Ve onların rotasında giden medyanın kalemşorları…

Mal bulmuş mağribi gibi; “meselenin üzerine” çullanmış vaziyetteler…

Herkes, genellemeyle “zehrini” akıtıyor…

Ana hedef İslam..

Oysaki bu mesele bireysel bir meseledir.

Bir aileyi ilgilendiren bir meseledir.

Gerçeği veyahut gerçek dışı ne ise ancak bunu yargı sonuçlandırır.

Yargıyı etki altına almak maksadıyla medyanın manşetlerine büyük puntolarla taşınan bu mesele bize göre sıradan bir mesele olmaktan çıkarıldı..

İşin içinde çok büyük kasıt ve kirli bir senaryonun icrası var.

Hem de siyasi kasıtlar.

Geçenlerde de bunu kaleme almıştım.

28 Şubat’ı gerçekleştiren Şeyh Ali Kalkancı (!), Fadime Şahin olayı…

Menderes’in idamına neden olan “Köpek ve Bebek” yaftaları…

Bunlar da bize göre rastgele yaşatılan hadiseler değil…

Ne var ki tarih tekerrür eder gerçeğiyle, bize göre iktidar bu hususta kendini savunamıyor, olabilecekleri idrak etmiyor..

Özetle, kamuoyu nezdinde yenik düşüyor..

* * *

Türkiye’de her Allah’ın günü yaşanan suçlar silsilesinin haddi hesabı yok. 

Gemi azıya vurmuş durumda…

Devletin resmi önemli kurum ve kuruluşlarında yaşanmakta olan; rüşvet olayları, bazı suç dosyalarını temel gerçeğinden çıkarıp suçsuz hale getirilmesi gibi meseleler…

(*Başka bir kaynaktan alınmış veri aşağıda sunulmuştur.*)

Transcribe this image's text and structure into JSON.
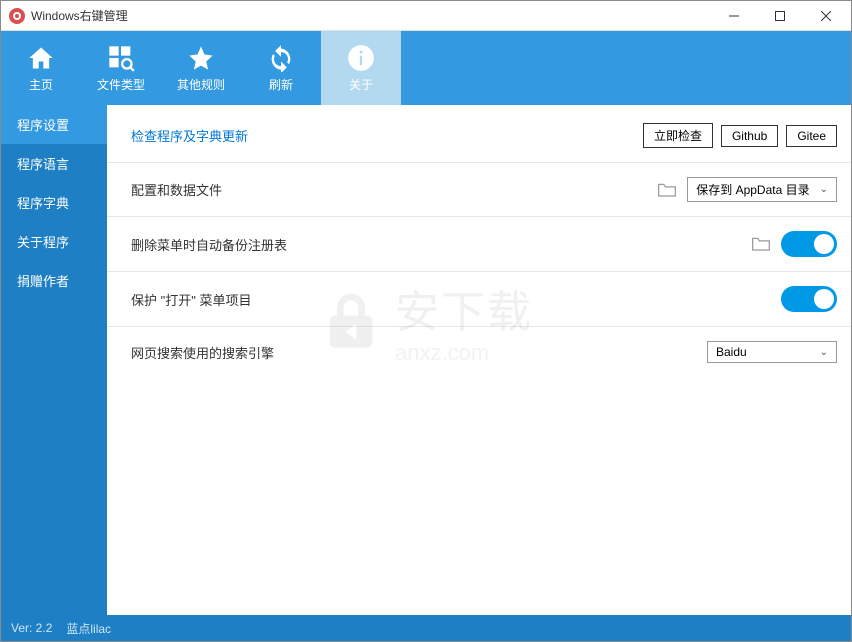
{
  "titlebar": {
    "title": "Windows右键管理"
  },
  "toolbar": {
    "home": "主页",
    "filetype": "文件类型",
    "other": "其他规则",
    "refresh": "刷新",
    "about": "关于"
  },
  "sidebar": {
    "items": [
      {
        "label": "程序设置"
      },
      {
        "label": "程序语言"
      },
      {
        "label": "程序字典"
      },
      {
        "label": "关于程序"
      },
      {
        "label": "捐赠作者"
      }
    ]
  },
  "content": {
    "check_update": "检查程序及字典更新",
    "btn_check": "立即检查",
    "btn_github": "Github",
    "btn_gitee": "Gitee",
    "row_config": "配置和数据文件",
    "select_config": "保存到 AppData 目录",
    "row_backup": "删除菜单时自动备份注册表",
    "row_protect": "保护 \"打开\" 菜单项目",
    "row_search": "网页搜索使用的搜索引擎",
    "select_search": "Baidu"
  },
  "statusbar": {
    "version": "Ver: 2.2",
    "author": "蓝点lilac"
  },
  "watermark": {
    "main": "安下载",
    "sub": "anxz.com"
  }
}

Evrakta sahtecilik, ya da tahrifat gibi organizasyonlar..

Hele hele demokratik hür bir Türkiye’de fuhuş sektörünün “vahim şekilde” işlem görerek varlık göstermesi…

Tüm bunlar inkâr edilemezdir.

Dedik ya fuhuş sektörü…

Öylesine acımasızca çalışıyor ki akla ziyan bir hal..

Daha ergenlik çağına ermemiş nice kızlar fuhuş sektöründe, “kadın tüccarlarına satılıyor”…

Mahkemelerde yaşları büyütülüyor..

12 yaşında, 13 yaşında, 14-15 yaşında dahi olsa 18 yaşını bitirmiş gibi gösteriliyor..

Bilahare fuhuş sektörü tarafından peşkeş ediliyor.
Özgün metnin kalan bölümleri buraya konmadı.